The court held that Article 15 (5) does not make any distinction between UG and PG medical courses. It said although it has been held that there should be no reservation in super-speciality courses, it was never ruled that reservations in medical PG courses are impermissible.

Articles 15 (4) and 15 (5) employ group identification methods to achieve substantive equality. The court admitted that this could lead to an incongruity where individual members of an identified group receiving the benefit of reservation may not be backward, or individuals of a non-identified group may share certain characteristics of backwardness with members of an identified group.

“The individual difference may be a result of privilege, fortune, or circumstances but it cannot be used to negate the role of reservation in remedying the structural disadvantage that certain groups suffer,” the order added.

In the judges’ opinion, open competitive exams can be termed an equal opportunity if there is equality in the availability and access to educational facilities. Inequalities in this segment have deprived certain classes of people from participating effectively in competitions.

Therefore, according to the court, “special provisions (like reservation) enable such disadvantaged classes to overcome the barriers they face in effectively competing with forward classes and thus ensuring substantive equality”.

‘Privileges of social network, cultural capital’

The judge spoke at length about the “privileges” available to the forward classes, not just in terms of schooling and coaching centres, but also social networks and cultural capital (communication skills, accent or academic accomplishments), most of which is inherited.

Cultural capital ensures the child is trained unconsciously by the familial environment and gives an edge to such children over individuals who do not have the benefit of such facilities.

They (OBC) have to put in surplus effort to compete with their peers from the forward communities,” the verdict said.

But for the forward classes, a combination of family habitus, community linkages and inherited skills work to the advantage of individuals belonging to certain classes, which is then classified as merit, reproducing and reaffirming social hierarchies, the ruling said.

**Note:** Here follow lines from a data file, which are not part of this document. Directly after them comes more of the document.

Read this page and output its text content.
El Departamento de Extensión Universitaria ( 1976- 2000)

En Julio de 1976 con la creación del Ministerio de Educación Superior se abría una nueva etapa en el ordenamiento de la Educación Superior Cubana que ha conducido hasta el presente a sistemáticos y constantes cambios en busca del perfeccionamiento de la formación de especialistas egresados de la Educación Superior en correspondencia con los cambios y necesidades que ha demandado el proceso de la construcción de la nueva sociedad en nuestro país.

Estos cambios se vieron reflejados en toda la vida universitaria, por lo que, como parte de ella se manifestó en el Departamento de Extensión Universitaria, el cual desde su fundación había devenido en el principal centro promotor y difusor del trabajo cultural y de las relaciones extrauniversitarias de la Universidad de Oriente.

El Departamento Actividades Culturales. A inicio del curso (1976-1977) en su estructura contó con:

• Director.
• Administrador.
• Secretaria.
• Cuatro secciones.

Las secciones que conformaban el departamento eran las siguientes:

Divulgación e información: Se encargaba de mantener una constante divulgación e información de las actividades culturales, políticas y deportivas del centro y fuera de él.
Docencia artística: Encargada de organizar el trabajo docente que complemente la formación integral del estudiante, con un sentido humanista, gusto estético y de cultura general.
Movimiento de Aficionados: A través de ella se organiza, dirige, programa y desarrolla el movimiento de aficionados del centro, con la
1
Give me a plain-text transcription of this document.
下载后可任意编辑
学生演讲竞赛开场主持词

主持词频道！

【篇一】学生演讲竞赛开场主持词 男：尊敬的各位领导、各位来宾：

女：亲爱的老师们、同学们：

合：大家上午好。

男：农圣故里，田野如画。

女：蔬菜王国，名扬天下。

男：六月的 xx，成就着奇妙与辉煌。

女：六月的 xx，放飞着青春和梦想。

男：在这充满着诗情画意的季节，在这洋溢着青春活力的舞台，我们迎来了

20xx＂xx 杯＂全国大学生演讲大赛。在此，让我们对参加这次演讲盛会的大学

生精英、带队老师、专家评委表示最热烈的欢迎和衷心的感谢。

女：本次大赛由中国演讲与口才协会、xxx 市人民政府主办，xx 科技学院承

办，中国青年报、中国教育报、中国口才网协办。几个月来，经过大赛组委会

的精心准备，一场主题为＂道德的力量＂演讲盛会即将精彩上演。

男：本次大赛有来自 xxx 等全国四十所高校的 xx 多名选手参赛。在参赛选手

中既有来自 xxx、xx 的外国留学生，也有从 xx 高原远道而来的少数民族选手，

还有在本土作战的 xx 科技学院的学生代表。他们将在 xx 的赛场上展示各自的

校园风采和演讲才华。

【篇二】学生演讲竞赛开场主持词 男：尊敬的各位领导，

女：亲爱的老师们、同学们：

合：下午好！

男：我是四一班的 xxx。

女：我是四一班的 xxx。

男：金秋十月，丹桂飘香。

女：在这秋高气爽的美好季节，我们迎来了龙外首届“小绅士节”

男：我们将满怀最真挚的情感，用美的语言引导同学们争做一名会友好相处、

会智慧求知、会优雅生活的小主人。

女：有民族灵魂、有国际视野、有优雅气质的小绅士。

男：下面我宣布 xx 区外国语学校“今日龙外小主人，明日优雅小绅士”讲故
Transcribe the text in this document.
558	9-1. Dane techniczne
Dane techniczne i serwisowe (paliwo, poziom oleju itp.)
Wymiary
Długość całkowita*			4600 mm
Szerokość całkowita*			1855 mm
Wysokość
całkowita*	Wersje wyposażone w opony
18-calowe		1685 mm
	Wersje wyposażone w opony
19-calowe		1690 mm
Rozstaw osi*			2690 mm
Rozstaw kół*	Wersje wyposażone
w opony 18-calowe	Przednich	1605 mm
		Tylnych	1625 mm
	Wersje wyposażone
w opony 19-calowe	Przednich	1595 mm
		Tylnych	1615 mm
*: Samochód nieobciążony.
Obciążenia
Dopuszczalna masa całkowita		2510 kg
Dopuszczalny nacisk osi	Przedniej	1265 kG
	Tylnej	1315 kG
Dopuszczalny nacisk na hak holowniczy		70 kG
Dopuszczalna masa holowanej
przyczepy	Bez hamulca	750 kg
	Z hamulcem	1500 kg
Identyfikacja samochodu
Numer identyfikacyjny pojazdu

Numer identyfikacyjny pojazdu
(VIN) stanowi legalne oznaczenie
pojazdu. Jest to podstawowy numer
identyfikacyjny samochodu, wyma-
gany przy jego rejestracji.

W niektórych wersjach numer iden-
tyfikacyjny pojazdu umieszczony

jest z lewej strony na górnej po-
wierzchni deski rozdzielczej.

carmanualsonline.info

Taking reference from an earlier judgment in the case of B.K. Pavithra versus the Union of India, which said apparent neutral systems of examination perpetuate social inequalities, the court observed “it is necessary to understand that merit is not solely of one’s own making”.

The “exclusionary standard of merit serves to denigrate the dignity of those who face barriers in their advancement which are not of their own making”, the court said, advocating a deeper scrutiny of the “idea of merit based on scores in an exam”.

Standardised measures such as examination results are not the most accurate assessment of the qualitative difference between candidates.

“At the best, an examination can only reflect the current competence of an individual but not the gamut of their potential, capabilities or excellence, which are also shaped by lived experiences, subsequent training and individual character. The meaning of merit itself cannot be reduced to marks even if it is a convenient way of distributing educational resources,” the court said, adding that the meaning of merit must be reconceptualised.